REPORT: Black Men Are Biggest Beneficiaries of the First Step Act

By Stacy M. Brown, NNPA Newswire Correspondent
@StacyBrownMedia

More than 1,000 individuals incarcerated in federal prisons were granted sentence reductions in the four months since the First Step Act was signed into law, according to the United States Sentencing Commission (USSC).

The First Step Act, which replaced a federal “three strikes” rule that imposed a life sentence for three or more convictions – with a 25-year sentence, is benefiting thousands of incarcerated Black men, according to a new report.

More than 1,000 individuals incarcerated in federal prisons were granted sentence reductions in the four months since the First Step Act was signed into law, according to the United States Sentencing Commission (USSC).

Their sentences were reduced by a mean of 73 months or 29.4 percent, as a result of the resentencing provisions allowed under the Act which, in addition to shortening mandatory minimum sentences for nonviolent drug offenses, applied resentencing to be applied retroactively to individuals convicted of crack cocaine offenses before 2010 – when the federal government reduced disparities between crack and powder cocaine offenses.

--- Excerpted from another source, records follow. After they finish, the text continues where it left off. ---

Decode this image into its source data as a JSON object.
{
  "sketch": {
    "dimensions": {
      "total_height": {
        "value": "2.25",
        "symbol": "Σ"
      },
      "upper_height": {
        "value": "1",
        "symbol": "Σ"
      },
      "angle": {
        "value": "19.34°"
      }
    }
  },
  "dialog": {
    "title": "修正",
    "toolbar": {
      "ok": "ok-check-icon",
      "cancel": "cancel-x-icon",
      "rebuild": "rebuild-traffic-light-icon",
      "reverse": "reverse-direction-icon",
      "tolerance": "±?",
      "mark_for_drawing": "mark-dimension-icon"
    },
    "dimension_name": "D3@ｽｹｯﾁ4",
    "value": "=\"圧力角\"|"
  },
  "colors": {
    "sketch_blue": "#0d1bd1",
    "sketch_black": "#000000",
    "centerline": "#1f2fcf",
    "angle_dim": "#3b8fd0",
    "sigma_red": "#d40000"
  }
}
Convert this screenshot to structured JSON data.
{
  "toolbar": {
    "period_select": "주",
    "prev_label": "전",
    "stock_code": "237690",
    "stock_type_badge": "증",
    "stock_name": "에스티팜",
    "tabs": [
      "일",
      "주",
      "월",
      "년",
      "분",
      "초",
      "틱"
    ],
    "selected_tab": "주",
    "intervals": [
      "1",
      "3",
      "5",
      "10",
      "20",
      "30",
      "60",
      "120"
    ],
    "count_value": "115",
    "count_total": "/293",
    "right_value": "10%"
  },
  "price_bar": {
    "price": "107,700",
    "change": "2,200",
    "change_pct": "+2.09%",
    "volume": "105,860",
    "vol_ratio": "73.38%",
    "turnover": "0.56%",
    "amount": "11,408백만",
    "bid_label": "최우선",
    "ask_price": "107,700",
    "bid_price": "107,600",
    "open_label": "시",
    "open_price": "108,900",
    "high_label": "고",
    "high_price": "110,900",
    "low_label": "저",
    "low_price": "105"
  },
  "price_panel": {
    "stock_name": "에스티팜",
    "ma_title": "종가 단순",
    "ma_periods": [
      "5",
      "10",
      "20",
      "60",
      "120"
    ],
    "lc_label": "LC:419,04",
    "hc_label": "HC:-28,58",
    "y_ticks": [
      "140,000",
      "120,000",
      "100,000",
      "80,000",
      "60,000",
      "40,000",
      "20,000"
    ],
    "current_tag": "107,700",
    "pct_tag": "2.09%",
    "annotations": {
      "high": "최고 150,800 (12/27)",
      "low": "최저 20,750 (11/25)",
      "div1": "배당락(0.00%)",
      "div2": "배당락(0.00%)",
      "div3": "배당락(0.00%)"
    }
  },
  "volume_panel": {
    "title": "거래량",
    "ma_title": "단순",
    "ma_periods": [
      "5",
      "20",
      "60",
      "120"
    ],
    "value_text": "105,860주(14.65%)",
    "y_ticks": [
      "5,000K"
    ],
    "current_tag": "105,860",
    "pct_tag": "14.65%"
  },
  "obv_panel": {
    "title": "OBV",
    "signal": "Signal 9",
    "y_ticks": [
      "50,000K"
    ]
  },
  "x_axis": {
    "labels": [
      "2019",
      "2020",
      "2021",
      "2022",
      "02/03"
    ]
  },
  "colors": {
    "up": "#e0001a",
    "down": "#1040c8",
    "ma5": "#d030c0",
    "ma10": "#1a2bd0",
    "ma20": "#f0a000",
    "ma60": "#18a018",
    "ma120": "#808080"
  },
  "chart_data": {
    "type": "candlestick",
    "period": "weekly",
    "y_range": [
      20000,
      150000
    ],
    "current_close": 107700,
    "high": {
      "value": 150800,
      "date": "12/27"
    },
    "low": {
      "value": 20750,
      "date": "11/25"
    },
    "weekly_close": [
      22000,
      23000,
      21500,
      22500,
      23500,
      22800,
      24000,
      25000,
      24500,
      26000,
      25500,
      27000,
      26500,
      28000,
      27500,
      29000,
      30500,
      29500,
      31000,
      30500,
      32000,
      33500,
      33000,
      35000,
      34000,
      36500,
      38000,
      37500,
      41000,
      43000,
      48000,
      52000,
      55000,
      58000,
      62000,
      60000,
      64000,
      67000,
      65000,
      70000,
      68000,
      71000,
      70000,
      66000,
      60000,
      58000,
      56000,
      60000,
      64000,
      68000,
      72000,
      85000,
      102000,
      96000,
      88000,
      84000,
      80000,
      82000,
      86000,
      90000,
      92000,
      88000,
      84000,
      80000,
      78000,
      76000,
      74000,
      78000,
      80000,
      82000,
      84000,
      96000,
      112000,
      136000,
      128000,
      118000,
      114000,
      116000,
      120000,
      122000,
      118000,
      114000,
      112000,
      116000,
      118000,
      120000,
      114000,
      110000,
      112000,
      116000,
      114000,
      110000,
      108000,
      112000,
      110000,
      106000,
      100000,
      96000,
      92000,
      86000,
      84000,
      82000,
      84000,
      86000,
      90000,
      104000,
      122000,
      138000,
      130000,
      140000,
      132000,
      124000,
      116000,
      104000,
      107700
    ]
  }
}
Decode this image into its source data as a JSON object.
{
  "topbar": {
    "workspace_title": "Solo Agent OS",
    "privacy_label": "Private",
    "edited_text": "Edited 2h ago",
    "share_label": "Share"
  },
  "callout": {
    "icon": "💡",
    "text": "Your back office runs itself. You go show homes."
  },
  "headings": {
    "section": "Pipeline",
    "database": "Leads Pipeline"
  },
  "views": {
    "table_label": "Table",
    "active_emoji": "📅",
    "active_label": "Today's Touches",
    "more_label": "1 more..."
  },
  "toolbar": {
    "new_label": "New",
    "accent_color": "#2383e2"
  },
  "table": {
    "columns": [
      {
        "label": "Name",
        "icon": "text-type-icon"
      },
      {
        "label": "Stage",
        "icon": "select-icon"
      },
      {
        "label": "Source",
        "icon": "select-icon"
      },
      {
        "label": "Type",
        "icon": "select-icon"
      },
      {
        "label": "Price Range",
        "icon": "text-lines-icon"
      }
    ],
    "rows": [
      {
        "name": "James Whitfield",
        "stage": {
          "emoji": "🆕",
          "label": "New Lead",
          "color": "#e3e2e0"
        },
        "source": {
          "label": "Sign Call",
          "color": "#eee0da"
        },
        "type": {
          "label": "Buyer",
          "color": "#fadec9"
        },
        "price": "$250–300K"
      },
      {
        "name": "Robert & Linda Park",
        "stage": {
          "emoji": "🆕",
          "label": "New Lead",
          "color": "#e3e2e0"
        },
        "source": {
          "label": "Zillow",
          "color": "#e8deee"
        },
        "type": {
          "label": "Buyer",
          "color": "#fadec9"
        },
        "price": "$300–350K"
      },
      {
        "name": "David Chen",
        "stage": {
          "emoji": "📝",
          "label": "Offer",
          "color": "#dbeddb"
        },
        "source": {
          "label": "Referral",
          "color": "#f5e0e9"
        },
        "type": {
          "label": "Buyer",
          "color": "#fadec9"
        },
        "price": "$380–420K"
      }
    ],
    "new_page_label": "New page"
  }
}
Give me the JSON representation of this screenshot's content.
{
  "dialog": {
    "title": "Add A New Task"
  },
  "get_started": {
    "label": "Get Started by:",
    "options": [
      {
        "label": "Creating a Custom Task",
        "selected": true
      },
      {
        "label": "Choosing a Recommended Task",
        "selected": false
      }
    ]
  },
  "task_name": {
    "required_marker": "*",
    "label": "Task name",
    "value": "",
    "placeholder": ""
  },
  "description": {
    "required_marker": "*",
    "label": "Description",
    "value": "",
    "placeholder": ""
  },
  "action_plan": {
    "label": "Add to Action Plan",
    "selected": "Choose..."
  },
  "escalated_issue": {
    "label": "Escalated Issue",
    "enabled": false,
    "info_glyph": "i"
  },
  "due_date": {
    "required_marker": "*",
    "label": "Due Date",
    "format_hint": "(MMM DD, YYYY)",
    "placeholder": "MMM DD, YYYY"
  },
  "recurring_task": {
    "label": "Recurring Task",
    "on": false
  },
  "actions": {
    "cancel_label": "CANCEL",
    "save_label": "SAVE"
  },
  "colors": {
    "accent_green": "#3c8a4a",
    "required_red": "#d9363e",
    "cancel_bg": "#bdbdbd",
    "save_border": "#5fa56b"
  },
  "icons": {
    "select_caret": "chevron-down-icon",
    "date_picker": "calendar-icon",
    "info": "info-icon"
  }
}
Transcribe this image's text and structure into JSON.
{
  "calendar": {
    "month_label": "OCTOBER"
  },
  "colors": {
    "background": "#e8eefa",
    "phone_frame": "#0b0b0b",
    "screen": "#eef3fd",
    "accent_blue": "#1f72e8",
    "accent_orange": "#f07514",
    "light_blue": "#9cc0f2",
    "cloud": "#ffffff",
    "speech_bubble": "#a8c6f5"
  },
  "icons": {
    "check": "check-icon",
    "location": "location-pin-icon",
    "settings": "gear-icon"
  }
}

The USSC found that over a quarter of the 1,051 resentencing motions were granted by federal courts in Florida, South Carolina and Virginia.

Over 91 percent of the individuals whose sentences were shortened were African American and 98 percent were male, the USSC said.

The average age of those granted resentencing motions was 45 – and the average age at the time of the original sentence was 32.

“The 2010 re-set of the crack-powder cocaine disparity, under the Fair Sentencing Act passed that year, disparity was aimed at tackling the disproportionate racial impact on nonviolent drug offenders,” according to the Criminal Justice Network’s Crime Report.

Signed into law by President Donald Trump in December, the First Step Act reportedly was the first major overhaul of the nation’s sentencing regime in decades.

“More ambitious overhaul plans had been stalled in Congress, despite widespread bipartisan support,” according to the Criminal Justice Network.

In writing about the latest report on the First Step Act for The Root, Michael Harriot said people should hold off in praising the GOP for reducing sentencing disparities until they understand that the provision that “released these hundreds of black inmates was not included in the first draft of the First Step Act.”

It did not address the crack vs. cocaine disparity. It didn’t address drug sentencing. It didn’t address sentencing reform at all,” Harriot said.

“These amendments were only included when dozens of organizations like the Color of Change and the Prison Policy Initiative urged Democratic lawmakers to vote against the bill unless Republicans agreed to include prison and sentencing reform initiatives,” he said.

Harriot said conservative senators eventually agreed, much to the dismay of hardcore right-wingers like Sen. Tom Cotton (R-Ark.).

“To be clear, the First Step Act is a win for criminal justice reform. But the Republicans who wrote the law never meant for it to reduce the sentences of hundreds of prisoners. They never intended for it to address the racist war on drugs,” he said.

“Even though some people insist that we must  ‘give the president his due,’ the reason hundreds of black people have been removed from America’s system of mass incarceration is that a Democratic senator wrote a bill, a Democratic president signed it and Democrats forced Donald Trump and a Republican-controlled Congress to make it retroactive,” Harriot said.

In a recent Op-Ed, CNN host Van Jones, who worked with lawmakers on Criminal Justice Reform and the co-founder of the #cut50, a bipartisan criminal justice initiative of the Dream Corps., indicated that he’s pleased with the progress of the First Step Act.

“This time last year, practically no one believed that a bipartisan breakthrough of this scale and magnitude was even possible,” wrote Jones, who was on hand for the signing of the legislation.

“For those of us who continue to believe and fight for a victory on what was once considered to be a lost cause, celebrating the First Step Act is something we experience with a great deal of pride,” Jones said.